Iran has yet again issued an order to shutdown the authorized cryptocurrency mining centers to ease the strain on the country’s power plants and avoid a blackout, said Mostafa Rajabi Mashhadi, director of the state-run Iran Grid Management Co. and a spokesman for Iran’s power industry, in an interview with state TV.

This was the second time the ban was placed, as they did earlier this year, Iran took the same step amidst a series of blackouts across major cities and blamed the surge on crypto mining.

This latest order will be in place until March 6 and is expected to free up 209 megawatts of power or consumption in the households sector.

In addition, authorities are cracking down on illegal mining both at the individual and large-scale industrial levels. These unlicensed operators consume over 600 megawatts of electricity and reportedly account for the biggest share of crypto mining in the country.

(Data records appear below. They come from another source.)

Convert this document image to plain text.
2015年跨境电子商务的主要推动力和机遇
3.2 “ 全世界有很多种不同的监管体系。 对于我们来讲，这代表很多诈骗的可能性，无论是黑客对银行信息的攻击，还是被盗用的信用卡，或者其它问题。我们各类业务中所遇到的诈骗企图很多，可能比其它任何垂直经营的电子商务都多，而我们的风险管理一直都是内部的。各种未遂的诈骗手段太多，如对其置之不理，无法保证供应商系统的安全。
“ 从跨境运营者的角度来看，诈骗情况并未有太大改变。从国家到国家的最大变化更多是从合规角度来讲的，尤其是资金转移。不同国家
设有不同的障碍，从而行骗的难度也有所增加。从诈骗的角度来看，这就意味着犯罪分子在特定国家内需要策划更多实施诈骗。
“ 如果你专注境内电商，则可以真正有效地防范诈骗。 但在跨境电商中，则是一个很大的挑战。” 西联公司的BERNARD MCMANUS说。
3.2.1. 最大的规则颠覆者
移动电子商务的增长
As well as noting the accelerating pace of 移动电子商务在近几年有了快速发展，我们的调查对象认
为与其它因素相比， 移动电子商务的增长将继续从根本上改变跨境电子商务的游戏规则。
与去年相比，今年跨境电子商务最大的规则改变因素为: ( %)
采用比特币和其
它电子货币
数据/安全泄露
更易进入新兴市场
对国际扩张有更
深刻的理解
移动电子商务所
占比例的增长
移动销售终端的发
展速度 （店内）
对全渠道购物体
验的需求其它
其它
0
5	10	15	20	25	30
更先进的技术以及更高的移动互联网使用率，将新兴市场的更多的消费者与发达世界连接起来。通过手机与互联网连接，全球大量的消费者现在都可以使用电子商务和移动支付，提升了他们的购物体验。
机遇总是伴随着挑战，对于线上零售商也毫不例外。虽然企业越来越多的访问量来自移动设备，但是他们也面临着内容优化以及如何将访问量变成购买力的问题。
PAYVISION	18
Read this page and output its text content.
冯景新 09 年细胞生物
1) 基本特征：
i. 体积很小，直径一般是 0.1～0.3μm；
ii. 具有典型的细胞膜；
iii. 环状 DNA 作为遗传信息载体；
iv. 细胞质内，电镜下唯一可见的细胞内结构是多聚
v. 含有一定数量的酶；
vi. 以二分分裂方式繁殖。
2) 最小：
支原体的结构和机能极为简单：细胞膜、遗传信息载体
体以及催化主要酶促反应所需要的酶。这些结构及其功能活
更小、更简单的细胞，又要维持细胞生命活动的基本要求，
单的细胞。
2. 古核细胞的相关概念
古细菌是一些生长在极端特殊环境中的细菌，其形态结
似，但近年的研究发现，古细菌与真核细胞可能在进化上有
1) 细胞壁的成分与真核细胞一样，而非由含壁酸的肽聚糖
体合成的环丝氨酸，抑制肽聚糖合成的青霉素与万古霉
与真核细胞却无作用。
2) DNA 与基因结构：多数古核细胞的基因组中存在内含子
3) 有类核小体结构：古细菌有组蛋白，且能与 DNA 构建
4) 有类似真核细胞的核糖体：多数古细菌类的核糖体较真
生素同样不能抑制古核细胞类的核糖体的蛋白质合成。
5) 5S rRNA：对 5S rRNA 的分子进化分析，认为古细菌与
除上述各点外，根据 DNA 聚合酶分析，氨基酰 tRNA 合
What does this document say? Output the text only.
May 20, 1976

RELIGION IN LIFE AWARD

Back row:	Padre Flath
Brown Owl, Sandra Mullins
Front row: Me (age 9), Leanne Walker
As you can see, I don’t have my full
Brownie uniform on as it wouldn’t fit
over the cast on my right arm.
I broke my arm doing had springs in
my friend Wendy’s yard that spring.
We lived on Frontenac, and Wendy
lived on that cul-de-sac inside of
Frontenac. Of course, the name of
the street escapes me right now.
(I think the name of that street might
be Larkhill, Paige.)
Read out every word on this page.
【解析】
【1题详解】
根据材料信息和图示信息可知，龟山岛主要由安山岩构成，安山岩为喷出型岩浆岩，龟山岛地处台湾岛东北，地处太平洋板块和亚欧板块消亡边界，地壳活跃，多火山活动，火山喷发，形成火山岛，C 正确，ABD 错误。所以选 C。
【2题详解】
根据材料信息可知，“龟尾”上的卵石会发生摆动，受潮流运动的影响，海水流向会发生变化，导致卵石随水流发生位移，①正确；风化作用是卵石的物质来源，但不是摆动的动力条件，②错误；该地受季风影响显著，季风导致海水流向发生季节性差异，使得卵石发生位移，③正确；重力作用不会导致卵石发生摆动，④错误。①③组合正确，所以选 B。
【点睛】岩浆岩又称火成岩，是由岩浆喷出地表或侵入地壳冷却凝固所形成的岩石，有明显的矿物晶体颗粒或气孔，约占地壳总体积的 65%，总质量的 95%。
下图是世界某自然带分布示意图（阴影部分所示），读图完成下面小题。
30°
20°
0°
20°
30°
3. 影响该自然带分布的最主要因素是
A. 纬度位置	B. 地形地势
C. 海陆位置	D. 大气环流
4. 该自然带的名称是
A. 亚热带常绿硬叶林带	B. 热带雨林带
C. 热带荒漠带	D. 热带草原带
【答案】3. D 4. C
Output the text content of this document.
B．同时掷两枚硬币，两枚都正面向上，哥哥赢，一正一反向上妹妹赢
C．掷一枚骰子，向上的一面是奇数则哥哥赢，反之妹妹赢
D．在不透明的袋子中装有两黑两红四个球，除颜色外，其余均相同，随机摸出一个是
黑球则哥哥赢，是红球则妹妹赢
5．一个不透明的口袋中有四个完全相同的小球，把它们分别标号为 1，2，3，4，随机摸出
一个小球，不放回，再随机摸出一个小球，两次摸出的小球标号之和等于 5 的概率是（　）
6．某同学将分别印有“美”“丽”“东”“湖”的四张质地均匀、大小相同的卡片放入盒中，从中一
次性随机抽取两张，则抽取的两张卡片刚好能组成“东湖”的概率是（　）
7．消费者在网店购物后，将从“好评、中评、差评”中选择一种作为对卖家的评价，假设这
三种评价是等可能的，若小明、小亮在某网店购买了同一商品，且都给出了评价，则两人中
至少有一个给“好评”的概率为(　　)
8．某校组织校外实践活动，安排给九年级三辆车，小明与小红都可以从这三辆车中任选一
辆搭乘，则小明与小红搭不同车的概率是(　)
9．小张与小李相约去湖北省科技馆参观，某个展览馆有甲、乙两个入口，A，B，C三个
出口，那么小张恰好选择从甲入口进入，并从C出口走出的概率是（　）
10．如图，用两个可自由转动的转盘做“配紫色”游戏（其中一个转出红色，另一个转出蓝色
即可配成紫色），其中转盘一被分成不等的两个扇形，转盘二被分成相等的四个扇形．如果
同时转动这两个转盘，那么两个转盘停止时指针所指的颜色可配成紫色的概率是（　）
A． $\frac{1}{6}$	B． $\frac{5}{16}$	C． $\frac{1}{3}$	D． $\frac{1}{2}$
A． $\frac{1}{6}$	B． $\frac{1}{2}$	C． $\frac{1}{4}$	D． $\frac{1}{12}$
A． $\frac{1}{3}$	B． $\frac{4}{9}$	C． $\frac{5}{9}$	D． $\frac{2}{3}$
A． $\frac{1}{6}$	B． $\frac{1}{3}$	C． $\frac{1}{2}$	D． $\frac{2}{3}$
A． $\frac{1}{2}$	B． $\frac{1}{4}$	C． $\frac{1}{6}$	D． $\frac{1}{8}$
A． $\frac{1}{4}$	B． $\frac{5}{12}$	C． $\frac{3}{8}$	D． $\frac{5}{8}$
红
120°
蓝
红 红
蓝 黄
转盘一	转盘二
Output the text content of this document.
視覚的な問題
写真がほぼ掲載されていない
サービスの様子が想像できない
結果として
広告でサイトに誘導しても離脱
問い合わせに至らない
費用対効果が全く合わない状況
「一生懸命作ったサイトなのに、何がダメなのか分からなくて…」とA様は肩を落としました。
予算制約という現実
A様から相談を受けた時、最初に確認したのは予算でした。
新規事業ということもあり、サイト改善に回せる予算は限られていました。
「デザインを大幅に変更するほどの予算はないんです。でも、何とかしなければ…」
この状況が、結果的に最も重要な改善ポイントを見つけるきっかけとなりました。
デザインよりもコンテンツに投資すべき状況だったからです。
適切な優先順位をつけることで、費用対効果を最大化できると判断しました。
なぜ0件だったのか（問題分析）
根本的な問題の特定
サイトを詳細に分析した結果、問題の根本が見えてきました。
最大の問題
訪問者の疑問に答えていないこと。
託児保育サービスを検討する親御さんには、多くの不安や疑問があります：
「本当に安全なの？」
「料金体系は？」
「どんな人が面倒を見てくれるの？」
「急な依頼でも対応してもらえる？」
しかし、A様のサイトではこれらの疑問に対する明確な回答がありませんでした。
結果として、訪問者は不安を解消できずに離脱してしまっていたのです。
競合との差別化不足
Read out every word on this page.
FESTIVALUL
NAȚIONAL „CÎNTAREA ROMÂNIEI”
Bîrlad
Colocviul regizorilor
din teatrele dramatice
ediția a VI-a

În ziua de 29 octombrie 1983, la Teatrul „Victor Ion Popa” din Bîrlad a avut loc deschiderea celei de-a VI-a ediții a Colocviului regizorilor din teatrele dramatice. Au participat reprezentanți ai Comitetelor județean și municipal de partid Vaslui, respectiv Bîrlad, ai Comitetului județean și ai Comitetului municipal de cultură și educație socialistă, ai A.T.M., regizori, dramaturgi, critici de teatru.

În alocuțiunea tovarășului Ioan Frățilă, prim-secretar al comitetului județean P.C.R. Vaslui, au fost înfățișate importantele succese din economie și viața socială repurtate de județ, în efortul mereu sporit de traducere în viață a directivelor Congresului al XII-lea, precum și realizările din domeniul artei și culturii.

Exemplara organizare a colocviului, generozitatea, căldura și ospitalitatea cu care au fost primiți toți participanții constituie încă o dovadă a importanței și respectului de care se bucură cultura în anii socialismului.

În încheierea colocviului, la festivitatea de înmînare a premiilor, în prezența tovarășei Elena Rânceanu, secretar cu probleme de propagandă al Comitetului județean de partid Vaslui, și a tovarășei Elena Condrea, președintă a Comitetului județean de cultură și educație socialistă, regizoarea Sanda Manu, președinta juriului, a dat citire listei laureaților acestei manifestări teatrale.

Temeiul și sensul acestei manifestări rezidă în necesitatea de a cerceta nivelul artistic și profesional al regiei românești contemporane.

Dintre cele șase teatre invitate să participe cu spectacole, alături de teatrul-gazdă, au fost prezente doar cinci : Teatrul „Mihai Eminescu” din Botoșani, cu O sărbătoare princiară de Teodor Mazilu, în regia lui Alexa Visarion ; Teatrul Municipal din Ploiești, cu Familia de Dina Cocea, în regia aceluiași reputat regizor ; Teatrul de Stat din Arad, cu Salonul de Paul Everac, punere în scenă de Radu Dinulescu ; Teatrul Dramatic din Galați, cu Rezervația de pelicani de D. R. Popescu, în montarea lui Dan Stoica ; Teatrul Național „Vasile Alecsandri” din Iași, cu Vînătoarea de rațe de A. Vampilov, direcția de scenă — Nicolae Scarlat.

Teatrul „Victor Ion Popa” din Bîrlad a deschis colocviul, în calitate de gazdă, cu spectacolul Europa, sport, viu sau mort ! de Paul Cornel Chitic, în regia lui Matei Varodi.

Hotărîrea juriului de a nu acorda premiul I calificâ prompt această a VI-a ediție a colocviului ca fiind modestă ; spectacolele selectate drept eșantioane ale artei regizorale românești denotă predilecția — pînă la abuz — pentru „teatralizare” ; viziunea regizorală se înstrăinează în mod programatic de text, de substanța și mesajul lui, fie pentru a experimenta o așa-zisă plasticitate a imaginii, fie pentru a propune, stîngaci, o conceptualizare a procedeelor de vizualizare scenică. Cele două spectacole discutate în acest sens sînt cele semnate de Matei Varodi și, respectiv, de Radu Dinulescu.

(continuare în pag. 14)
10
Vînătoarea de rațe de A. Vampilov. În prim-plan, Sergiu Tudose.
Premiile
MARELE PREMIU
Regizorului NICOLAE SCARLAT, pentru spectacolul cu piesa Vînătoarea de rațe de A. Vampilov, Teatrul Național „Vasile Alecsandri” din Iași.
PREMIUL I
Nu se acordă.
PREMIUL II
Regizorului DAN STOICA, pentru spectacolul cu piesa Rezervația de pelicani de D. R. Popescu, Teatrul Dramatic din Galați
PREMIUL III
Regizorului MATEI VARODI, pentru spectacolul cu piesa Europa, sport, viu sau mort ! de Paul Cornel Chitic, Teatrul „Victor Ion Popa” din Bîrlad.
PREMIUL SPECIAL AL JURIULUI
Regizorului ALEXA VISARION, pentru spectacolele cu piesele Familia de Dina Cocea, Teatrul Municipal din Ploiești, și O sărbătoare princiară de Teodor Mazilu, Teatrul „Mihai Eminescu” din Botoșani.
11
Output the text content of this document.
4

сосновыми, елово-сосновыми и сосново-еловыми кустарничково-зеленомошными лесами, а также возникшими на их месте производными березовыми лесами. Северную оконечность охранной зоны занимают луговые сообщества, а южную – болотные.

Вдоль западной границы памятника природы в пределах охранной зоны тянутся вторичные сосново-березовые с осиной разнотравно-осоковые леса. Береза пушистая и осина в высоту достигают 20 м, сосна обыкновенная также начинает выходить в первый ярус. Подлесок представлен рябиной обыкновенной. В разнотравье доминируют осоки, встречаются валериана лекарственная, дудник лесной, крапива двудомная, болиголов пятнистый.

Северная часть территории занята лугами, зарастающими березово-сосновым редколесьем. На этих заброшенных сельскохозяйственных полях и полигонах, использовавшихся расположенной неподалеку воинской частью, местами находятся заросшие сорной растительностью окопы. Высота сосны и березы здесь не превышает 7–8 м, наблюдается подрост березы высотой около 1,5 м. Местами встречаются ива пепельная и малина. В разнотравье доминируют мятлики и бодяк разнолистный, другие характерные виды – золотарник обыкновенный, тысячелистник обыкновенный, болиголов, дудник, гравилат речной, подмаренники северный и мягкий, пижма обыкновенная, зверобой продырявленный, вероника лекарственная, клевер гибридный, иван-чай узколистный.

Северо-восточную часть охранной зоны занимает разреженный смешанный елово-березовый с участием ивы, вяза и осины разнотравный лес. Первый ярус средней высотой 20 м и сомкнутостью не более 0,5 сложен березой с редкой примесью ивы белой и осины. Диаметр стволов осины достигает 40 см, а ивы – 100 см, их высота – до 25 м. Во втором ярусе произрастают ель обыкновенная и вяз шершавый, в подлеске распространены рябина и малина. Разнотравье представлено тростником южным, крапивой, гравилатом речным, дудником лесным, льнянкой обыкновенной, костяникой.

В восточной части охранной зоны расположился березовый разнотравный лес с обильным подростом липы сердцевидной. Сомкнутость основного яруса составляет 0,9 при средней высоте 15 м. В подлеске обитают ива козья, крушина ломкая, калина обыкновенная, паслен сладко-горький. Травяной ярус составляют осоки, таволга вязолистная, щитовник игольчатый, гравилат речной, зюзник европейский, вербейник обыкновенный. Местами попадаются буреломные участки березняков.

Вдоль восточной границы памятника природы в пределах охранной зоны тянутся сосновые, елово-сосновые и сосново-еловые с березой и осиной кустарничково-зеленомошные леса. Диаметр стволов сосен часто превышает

The daily gas demand in the household sector in Iran has surged to a record 570 million cubic meters per day for the first time, forcing a reduction in electricity supply to industrial units, according to a statement from National Iranian Gas Co.

Besides this time-limited ban on crypto mining, the government is regulating electricity consumption in offices and turning off street lights in some areas. The government is expecting 60% more electricity production in the summer, said Rajabi Mashhadi.

Bitcoin Mining Expansion

Bitcoin hash rate, meanwhile, is still high above 170 Th/s. The hash rate hit its ATH at 197.6 Th/s in mid-May, from where it declined to 68 Th/s after China’s crackdown on crypto mining. But since then, we have recovered and even went as high as 191.4 Th/s earlier this month.

China's exit from Bitcoin mining has resulted in other countries sweeping in and taking over, especially the US, Kazakhstan, and Russia.

Thailand has also been joining in, which has the advantage of the abundance of cheap electricity generated by dozens of mega-dams. Just last month, its communist government opened up crypto trading and mining by offering licenses to six large Laotian companies.

“Bitcoin is the gold of the digital world. But a mining rig is like gold mining stocks: you’re paid dividends according to the gold price,” Thai entrepreneur Pongsakorn Tongtaveenan, who swapped up these machines whose price collapsed by 30% after the China ban, told Al Jazeera.

Last week, Las Vegas-based Nasdaq-listed Bitcoin mining Marathon Digital Holdings also announced that it had ordered new machines worth $879 million, including 78,000 units of Bitmain’s Antminer S-19 XP mining machines that will be delivered through 2022.

This is the largest order Bitmain has ever received for S19 XPs, in terms of total hash rate, according to Marathon CEO Fred Thiel, who said it will help the company expand its operations to about 199,000 total machines and its hash rate to 23.3 exahashes per second (EH/s) by early 2023.

“This growth represents more than a 600% increase from our current hash rate and a 75% increase from our prior projection of 13.3 EH/s by the middle of 2022.”